Foreclosures Will Not Become a Home Buyer’s Window of Opportunity
At the peak, more than 9 million American homeowners paused paying their monthly mortgage payments during the most difficult months of the pandemic. They did not go into foreclosure but instead entered “forbearance.” This allows homeowners with a mortgage to pause or reduce their payments for a limited time. At some point, they must resume making payments and make up the missed payments. The government says that as of July 23, 2021, there were still 1.75 million Americans in forbearance.
Forbearance Programs are Mostly Ending
What’s happening now is that these forbearance periods are beginning to end. But there is not one single “stop date” for all the forbearance programs. Instead, the end of individual forbearance plans is based on when the homeowner requested them. The government plans were originally for six months and then allowed another six-month extension that came to a total of a year. For instance, people who were initially granted a forbearance on September 1, 2020, and took a six-month extension would see their program end on September 1, 2021. However, the White House has announced a way that delinquent mortgage payers can resume making partial payments (75%) to further avoid foreclosure.

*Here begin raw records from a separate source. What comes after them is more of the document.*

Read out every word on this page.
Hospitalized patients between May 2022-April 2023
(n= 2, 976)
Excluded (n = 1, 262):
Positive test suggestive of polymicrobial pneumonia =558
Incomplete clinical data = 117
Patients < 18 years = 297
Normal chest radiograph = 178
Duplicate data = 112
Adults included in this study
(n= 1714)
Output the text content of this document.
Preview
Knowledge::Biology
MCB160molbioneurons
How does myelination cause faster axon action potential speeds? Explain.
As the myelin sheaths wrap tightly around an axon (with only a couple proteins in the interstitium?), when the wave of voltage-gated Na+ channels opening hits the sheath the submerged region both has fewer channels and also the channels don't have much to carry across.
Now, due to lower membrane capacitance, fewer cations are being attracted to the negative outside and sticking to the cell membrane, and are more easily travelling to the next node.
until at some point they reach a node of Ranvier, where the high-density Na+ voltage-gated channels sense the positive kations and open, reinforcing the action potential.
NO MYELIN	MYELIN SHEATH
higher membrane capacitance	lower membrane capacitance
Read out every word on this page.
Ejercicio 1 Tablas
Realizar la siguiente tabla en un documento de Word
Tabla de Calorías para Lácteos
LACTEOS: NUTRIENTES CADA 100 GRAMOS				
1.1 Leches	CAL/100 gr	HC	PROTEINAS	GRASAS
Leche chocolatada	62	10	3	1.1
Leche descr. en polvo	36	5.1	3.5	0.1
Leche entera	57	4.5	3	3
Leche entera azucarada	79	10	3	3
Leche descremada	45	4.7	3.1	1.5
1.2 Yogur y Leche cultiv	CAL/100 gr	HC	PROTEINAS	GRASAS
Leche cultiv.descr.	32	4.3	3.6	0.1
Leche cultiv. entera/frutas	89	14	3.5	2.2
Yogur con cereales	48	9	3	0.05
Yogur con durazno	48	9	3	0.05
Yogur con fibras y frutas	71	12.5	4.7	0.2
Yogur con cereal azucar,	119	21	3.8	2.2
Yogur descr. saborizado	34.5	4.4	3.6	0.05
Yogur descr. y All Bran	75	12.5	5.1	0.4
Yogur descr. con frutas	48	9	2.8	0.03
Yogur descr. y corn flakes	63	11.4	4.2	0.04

Biden Administration Announces Additional Actions to Prevent Foreclosures:
“The new steps the Department of Housing and Urban Development (HUD), Department of Agriculture (USDA), and Department of Veterans Affairs (VA) are announcing will aim to provide homeowners with a roughly 25% reduction in borrowers’ monthly principal and interest (P&I) payments to ensure they can afford to remain in their homes and build equity long-term. This brings options for homeowners with mortgages backed by HUD, USDA, and VA closer in alignment with options for homeowners with mortgages backed by Fannie Mae and Freddie Mac.”